Los cervinos,
subfamilia de los cérvidos (Cervidae) a la que pertenece el ciervo rojo y
también el gamo, el chital o el uapití, tuvieron su origen en nuestro propio
continente, Europa, hace aproximadamente diez millones de años y su éxito evolutivo
fue tal que los llevó en unos pocos millones de años a expandirse hacia otros
continentes y originar numerosas especies. En lo que se refiere al ciervo rojo
o común (Cervus elaphus), los restos más antiguos hallados en la
península Ibérica datan de hace 120.000 años.
O sea, que para cuando llegó nuestra propia especie a Iberia los ciervos llevaban ramoneando en nuestros bosques más de 70.000 años. Aunque en realidad los ciervos habían estado conviviendo con unos parientes muy cercanos a nosotros, también del género Homo, los neandertales. Digamos que en mucho menor número y de un impacto también mucho menor sobre el medio de lo que provocaríamos más tarde los Homo sapiens, pero excelentes cazadores de ciervos, jabalíes, uros e, incluso, osos o rinocerontes, como demuestran sus sofisticadas herramientas de caza y las marcas halladas en sus propios huesos atribuidas a accidentes durante las cacerías al entrar en contacto directo con el animal.
El ciervo rojo ha sido frecuentemente representado en las pinturas rupestres: machos con gran cornamenta, hembras, ejemplares acosados durante una cacería, etc., y reflejan el enorme interés cinegético que ha poseído esta especie ya desde la prehistoria y que se mantendrá a lo largo de los siguientes milenios hasta que siglo XX marque el momento de su mayor declive y sean necesarias políticas conservacionistas para controlar su caza y evitar la extinción.

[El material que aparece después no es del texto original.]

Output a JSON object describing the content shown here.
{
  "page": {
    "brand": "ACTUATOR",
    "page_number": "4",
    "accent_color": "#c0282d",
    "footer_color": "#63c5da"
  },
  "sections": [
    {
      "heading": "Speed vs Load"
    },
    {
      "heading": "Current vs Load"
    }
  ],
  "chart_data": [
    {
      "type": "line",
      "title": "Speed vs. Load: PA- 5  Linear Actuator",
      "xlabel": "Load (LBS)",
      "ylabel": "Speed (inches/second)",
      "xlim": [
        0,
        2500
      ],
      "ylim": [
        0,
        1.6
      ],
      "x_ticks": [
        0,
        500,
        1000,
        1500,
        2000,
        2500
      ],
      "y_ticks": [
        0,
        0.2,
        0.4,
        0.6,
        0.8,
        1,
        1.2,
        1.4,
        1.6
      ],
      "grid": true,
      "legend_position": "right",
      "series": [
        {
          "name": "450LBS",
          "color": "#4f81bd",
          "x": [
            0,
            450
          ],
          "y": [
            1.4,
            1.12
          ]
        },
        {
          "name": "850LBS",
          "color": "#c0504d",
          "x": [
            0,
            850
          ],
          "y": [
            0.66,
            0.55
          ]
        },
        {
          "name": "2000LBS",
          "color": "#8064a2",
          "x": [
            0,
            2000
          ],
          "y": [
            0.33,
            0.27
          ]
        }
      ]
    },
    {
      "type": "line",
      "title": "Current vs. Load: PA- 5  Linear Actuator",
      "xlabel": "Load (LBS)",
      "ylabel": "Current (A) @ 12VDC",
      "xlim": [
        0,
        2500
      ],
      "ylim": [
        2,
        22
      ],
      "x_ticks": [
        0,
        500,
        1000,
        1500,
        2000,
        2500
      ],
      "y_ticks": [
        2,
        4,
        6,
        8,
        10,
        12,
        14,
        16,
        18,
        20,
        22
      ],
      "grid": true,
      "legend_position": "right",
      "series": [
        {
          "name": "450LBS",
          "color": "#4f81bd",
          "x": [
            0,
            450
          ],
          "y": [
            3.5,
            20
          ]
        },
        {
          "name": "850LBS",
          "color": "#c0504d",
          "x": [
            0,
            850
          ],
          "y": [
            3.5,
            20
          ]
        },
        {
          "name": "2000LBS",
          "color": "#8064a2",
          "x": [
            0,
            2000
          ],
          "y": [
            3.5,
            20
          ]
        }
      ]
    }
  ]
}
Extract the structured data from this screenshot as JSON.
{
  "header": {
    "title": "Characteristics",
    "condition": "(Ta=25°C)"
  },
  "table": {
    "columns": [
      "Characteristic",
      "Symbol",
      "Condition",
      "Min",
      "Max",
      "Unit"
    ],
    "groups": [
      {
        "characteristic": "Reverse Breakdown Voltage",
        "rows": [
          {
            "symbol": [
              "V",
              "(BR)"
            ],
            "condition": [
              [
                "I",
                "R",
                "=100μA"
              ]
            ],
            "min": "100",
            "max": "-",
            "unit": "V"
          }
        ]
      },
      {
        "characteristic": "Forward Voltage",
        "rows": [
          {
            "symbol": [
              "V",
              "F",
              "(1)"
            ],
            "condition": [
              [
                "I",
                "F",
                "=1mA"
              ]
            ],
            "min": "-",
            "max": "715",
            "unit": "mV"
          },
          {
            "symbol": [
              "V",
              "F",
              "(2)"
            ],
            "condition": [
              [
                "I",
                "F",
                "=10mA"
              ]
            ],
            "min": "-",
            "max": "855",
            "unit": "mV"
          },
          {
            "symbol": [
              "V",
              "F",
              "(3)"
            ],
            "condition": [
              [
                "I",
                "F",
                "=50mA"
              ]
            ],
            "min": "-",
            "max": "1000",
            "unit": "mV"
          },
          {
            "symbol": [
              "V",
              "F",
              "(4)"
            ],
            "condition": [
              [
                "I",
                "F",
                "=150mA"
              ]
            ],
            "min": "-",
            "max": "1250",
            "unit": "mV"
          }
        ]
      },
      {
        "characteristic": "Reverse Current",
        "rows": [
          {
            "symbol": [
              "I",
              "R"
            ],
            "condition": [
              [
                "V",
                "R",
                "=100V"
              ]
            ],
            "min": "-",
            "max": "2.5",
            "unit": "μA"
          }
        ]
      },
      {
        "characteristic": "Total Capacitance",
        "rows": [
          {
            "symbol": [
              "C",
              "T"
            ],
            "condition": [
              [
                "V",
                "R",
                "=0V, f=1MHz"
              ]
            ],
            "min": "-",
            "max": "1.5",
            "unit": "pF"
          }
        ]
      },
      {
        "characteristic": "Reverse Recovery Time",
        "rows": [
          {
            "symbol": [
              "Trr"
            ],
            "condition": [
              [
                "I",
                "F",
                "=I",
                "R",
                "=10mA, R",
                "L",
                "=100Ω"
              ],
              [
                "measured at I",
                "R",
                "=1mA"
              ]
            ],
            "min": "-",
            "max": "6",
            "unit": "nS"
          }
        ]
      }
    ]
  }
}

Igualmente, en la península Ibérica los ciervos fueron perseguidos hasta quedar reducidos a unos pocos núcleos poblacionales a mediados del siglo pasado (Sierra Morena, Montes de Toledo, Sierra de San Pedro), momento a partir del cual se tomarían las medidas pertinentes para su conservación en los cotos de caza y la reintroducción en otros puntos de la geografía hasta llegar a ocupar actualmente los macizos montañosos ibéricos más importantes.
A diferencia de los que ocurrió con el oso o el rebeco, el norte peninsular no se libró de esta extinción, siendo la Cordillera Cantábrica o la Sierra de la Demanda de los últimos sistemas montañosos donde pervivirían los ciervos. En otra entrada en este blog hablamos de la extinción del ciervo en nuestra comarca apuntando el comienzo del siglo XIX como el momento en el que se dejaron ver los últimos ejemplares de Gorbea.
Los ciervos que viven actualmente en el Gorbea son el resultado de dos reintroducciones, la primera a finales de los años cincuenta del siglo pasado y la segunda en 1981 con ejemplares procedentes de los Montes de Toledo y la Sierra de Cazorla respectivamente. Seguramente que no es nada fácil la gestión de unos animales de tal tamaño y en áreas enormemente humanizadas como ésta, a lo que habría que añadir la pesada lacra del furtivismo que limita su expansión y elimina los mejores ejemplares, pero después de tantos miles de años en los que sus bramidos y el entrechocar de sus cuernos han estado formado parte del sonido de estos bosques merece la pena seguir haciendo el esfuerzo para que continúen en estas montañas.